Monday 29 December 2008

Alone in Paris on Christmas Day

This morning BBC Radio 4 ran a feature by a reporter who spent Christmas Day alone  in London. It it was a dull couple of minutes. The guy droned on about cooking dinner alone - forgetting the sprouts, admiring the Queen's handsome appearance in her 80s.... he didn't say a word about feeling left-out, marooned or just plain old lonely.

Lonely and left-out. I was sure that was how I would feel when I found myself alone in Paris on Christmas Day. I knew people in the city but good Frenchmen and women that they are, they had all taken off for the provinces and elderly parents. I tried to duplicate a lone London Christmas and sign up to help those worse off. I was actually staying in an apartment next to the Salvation Army refuge so called them on Christmas Eve to offer my services. A jolly man with a thick African accent answered the phone. "You can spend Christmas Day looking after me if you want," he suggested.
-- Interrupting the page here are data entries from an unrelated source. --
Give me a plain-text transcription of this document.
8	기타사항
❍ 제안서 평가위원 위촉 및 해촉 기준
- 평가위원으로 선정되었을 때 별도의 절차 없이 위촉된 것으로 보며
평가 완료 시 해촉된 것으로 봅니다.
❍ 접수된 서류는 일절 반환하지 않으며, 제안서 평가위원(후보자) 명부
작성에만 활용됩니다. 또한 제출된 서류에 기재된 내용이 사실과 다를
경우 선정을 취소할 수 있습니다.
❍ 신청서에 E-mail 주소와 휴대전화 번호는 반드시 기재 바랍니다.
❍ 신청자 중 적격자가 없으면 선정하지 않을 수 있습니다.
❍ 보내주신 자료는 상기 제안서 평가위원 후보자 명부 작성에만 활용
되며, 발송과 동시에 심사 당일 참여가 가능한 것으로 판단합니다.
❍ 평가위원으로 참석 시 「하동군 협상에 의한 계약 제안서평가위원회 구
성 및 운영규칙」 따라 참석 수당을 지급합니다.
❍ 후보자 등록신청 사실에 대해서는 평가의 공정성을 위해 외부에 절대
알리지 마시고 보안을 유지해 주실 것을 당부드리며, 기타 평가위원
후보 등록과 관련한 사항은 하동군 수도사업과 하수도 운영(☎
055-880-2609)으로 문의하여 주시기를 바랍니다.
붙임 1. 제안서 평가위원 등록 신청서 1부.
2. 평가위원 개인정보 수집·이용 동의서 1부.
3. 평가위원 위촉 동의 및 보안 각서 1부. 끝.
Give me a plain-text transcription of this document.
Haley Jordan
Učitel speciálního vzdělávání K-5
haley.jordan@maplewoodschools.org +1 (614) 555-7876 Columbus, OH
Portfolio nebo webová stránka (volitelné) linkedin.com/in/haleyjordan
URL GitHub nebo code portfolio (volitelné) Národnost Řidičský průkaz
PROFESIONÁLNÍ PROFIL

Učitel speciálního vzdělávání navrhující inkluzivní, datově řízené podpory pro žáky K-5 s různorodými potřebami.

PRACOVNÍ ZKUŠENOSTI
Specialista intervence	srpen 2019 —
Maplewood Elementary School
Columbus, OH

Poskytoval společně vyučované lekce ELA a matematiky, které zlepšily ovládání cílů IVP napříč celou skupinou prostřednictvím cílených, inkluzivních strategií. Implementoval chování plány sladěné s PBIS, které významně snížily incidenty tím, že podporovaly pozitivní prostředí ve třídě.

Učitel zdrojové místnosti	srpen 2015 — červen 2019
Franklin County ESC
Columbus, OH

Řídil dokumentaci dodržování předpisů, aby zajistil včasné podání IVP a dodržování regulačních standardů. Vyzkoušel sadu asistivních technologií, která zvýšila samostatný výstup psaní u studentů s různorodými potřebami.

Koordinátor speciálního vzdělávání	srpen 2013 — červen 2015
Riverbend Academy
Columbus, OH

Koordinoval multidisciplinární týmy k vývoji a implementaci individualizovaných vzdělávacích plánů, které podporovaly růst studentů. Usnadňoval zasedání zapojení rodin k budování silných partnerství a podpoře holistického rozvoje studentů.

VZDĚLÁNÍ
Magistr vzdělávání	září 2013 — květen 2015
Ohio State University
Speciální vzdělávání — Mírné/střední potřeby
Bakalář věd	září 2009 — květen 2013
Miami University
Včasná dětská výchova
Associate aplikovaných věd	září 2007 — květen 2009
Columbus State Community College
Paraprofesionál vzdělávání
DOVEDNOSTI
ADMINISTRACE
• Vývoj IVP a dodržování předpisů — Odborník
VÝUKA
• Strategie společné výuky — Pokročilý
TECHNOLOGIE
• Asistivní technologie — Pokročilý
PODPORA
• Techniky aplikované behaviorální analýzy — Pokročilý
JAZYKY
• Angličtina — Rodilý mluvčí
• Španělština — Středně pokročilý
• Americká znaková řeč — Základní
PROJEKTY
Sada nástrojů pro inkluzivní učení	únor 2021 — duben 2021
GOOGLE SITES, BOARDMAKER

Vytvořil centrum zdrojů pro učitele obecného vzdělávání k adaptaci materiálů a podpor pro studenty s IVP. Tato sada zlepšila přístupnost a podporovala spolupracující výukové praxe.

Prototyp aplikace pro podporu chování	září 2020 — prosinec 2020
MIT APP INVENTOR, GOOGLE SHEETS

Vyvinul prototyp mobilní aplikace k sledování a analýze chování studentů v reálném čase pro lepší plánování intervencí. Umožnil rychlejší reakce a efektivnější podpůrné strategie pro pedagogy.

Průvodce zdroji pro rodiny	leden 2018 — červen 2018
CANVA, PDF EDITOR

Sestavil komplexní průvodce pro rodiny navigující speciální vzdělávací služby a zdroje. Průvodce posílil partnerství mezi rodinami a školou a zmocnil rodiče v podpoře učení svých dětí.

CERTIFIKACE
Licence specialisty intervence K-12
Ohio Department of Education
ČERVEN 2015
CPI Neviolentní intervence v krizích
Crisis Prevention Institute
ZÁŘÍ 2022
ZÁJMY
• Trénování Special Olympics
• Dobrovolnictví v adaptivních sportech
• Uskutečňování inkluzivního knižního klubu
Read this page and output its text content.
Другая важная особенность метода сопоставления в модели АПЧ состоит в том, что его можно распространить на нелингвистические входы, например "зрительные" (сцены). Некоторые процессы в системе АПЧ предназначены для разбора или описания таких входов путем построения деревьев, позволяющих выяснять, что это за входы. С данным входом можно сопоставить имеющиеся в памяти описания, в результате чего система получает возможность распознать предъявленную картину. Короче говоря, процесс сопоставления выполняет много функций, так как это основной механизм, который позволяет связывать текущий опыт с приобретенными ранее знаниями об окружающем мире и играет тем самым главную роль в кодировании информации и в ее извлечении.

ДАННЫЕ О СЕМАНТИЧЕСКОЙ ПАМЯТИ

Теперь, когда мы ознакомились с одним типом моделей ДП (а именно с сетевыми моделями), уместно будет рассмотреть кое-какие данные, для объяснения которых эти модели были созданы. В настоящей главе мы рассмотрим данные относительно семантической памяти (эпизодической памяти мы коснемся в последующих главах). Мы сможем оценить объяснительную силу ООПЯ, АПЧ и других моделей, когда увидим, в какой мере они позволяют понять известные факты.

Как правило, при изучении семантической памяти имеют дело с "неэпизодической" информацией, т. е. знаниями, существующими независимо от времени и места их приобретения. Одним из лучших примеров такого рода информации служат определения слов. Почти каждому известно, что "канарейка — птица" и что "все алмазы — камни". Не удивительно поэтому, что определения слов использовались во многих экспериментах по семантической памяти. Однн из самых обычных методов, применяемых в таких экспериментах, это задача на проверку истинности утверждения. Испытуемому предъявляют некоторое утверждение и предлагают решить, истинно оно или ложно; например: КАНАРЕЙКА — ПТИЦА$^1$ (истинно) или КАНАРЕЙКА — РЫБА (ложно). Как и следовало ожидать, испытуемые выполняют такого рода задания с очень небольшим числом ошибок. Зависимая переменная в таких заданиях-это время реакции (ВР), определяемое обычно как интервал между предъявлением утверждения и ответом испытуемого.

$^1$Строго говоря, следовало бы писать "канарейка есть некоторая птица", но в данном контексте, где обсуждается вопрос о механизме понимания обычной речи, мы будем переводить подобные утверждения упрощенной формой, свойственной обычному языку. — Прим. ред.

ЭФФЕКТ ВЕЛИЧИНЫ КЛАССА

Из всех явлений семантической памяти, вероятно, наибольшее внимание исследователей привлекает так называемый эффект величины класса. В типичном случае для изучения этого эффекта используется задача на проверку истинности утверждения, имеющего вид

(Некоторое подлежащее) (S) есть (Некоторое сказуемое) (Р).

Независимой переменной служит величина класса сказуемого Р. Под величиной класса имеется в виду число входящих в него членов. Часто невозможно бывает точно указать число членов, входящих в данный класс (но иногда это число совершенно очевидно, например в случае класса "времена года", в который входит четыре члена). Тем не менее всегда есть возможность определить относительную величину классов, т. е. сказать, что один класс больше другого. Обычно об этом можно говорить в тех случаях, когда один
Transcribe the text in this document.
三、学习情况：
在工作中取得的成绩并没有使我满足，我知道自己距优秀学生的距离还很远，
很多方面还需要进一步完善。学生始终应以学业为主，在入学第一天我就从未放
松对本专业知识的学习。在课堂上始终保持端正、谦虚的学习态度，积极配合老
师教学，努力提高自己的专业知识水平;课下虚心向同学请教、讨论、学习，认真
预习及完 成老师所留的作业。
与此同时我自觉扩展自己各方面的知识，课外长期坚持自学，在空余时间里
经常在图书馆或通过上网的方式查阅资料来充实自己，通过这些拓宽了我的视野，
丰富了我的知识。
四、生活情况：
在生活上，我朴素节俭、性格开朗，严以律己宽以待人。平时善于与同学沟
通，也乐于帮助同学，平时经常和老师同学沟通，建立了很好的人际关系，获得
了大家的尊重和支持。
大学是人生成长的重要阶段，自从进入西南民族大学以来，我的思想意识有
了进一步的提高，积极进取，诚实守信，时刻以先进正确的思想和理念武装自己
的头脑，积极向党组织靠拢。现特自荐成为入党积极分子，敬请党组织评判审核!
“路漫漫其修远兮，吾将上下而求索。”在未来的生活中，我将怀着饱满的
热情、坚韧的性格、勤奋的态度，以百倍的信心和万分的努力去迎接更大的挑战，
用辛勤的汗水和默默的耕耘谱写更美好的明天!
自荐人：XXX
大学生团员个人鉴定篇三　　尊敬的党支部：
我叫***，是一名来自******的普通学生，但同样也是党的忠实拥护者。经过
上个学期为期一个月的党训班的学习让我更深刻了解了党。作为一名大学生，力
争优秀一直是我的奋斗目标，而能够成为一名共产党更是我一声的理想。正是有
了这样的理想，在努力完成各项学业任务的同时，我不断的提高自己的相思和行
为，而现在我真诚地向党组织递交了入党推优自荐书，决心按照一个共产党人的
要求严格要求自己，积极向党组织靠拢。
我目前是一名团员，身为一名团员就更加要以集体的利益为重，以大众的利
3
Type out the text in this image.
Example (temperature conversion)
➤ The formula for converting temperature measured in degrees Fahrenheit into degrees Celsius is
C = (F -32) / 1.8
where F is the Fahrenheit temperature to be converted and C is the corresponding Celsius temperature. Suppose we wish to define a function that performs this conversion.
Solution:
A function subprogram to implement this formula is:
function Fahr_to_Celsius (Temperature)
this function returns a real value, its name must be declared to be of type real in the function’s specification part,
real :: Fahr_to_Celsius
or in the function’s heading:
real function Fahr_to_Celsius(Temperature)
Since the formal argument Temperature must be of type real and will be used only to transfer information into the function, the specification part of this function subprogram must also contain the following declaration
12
I declined. 

The day dawned. I'm not a practicing Christian - this was not my celebration and so it should have been ' just another day.' Why couldn't I just get up and go about my business indoors - do some writing, a bit of reading? But the change in the world outside the Paris apartment was almost palpable. The silence of the boulevards, I was convinced,  hung heavy;  the families and friends gathered together all excluding me seemed almost visible. I'd once seen a Bergman film, Fanny and Alexander, where Christmas celebrations included forming a very Scandinavian conga line and dancing from one opulent red-velvety room to another, singing all the way. In my lonely state, all of Europe was engaged in similar festive pursuits - that long conga line stretched from County Cork to the Urals but made a stonking great detour just before it got to me.  I was alone in the  13th arrondissement with just the cats for company.

Then I remembered that unlike London, Paris does not close its public transport on Christmas Day. I rode the Metro from Bibliotheque Francois Mitterand to Chatelet. I made my way up the steps into the daylight fearing a Parisian version of High Noon. But the cafe next to the subway was open . So were most of the restaurants on the street. I wandered through  the crowds to the Marais and a modern art exhibition just off the Rue des Francs-Bourgeois.  In another gallery of naive painting on the Place des Vosges, I bought a couple of postcards and watched a Jewish wedding party make their way into a restaurant. In a cafe opposite Notre Dame, I drank a hot chocolate on this very cold Christmas Day and listened to two women from New York discuss the general hopelessness of men.  In a video shop on the Rue Mazarine, I joined a scrum to buy cheap DVDs and came away with a 5  euro copy of David Lean's "Rencontre Breve".  

By the time I got back to the 13th arrondissement apartment, all thoughts of happy Scandinavians doing the conga without me were long forgotten. I settled in with Celia Johnson, Trevor Howard and the cats and watched duty and loneliness triumph over love in a season that wasn't even Christmas.